Laporan reporter Tribunnews.com Willem Jonata
TRIBUNNEWS.COM, JAKARTA – Jaythaneal Skylar Sutrisno, siswa kelas 11 Jakarta Intercultural School, mempresentasikan inovasinya pada Jakarta Scholars Symposium (JSS) yang tahun ini bertajuk “Inovasi untuk Menciptakan Dampak”.
Inovasinya berupa kacamata yang diberi nama Bat Glasses. Kacamata tersebut dirancang untuk mendeteksi objek di sekitar, menggunakan teknologi berupa sensor jarak untuk memindai lingkungan untuk mencari hambatan.
Jaythaneal, Jakarta Scholars Symposium Volume II, Innovation for Impact di Soehana Hall, menjelaskan: “Proyek kaca ini dapat membantu para penyandang disabilitas, dalam hal ini tuna netra, untuk menemukan suatu benda. Gunakan sinar infra merah untuk memberikan sinyal. .
Ini mengintegrasikan teknologi sensor otomotif sehingga kaca mencapai presisi dan keandalan tinggi, serupa dengan sistem yang digunakan pada kendaraan modern untuk menghindari tabrakan.
“Inti dari perangkat ini adalah motherboard yang ringkas dan hemat energi yang memproses data sensor secara real time.

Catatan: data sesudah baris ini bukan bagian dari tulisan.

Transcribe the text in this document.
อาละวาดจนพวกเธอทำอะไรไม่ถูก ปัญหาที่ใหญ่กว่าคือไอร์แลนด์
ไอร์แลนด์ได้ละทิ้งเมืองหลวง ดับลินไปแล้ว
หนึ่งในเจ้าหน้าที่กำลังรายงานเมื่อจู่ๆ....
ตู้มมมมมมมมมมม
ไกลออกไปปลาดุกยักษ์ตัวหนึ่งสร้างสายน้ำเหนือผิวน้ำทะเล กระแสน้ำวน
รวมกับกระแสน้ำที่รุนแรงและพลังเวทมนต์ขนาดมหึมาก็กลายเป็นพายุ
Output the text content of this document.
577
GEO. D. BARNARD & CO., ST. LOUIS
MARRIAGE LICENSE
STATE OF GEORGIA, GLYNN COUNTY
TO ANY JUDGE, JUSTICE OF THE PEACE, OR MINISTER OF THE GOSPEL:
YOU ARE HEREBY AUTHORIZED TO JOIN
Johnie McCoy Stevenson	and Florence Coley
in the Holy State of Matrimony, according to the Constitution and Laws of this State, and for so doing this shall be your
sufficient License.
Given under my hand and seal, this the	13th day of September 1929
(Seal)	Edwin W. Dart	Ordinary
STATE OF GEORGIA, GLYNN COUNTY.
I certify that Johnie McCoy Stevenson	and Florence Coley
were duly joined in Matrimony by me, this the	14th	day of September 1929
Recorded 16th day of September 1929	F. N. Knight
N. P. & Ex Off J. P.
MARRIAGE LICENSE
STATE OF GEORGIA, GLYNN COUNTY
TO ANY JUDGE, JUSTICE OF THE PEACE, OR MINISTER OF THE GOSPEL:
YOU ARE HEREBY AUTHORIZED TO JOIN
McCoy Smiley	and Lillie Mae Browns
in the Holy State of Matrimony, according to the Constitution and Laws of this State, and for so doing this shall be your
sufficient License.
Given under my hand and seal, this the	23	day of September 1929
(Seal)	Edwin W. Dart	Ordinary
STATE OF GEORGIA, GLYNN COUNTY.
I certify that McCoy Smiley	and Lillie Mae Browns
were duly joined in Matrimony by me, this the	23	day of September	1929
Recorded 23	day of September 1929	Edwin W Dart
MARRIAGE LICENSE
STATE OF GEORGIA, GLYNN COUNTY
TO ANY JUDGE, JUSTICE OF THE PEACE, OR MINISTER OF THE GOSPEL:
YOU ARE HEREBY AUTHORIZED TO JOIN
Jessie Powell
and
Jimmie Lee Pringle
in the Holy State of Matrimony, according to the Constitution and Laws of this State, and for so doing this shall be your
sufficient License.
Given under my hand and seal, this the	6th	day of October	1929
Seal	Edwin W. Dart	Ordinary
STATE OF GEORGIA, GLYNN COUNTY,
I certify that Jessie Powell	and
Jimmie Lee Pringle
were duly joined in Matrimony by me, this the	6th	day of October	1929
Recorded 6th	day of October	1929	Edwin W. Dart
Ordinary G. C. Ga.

Seluruh pengaturannya didukung oleh baterai yang ringan,” jelasnya, agar kacamata tetap praktis untuk penggunaan sehari-hari.
Ia menambahkan, kombinasi komponen canggih ini memungkinkan kacamata memperingatkan pemakainya akan benda-benda di sekitar, sehingga meningkatkan keselamatan dan kesadaran.
Ide pembuatan kacamata ini muncul saat ia bertemu dengan temannya yang cacat. Dari situlah mereka tercetus ide untuk menciptakan sesuatu yang dapat membantu mereka dalam menjalankan aktivitasnya.
Meski demikian, diakuinya ide produksi kaca bukanlah hal baru.
“Sebelumnya ada yang melakukannya, tapi (ukurannya) besar sekali. Jadi saya coba membuatnya lebih kecil dan efisien,” ujarnya.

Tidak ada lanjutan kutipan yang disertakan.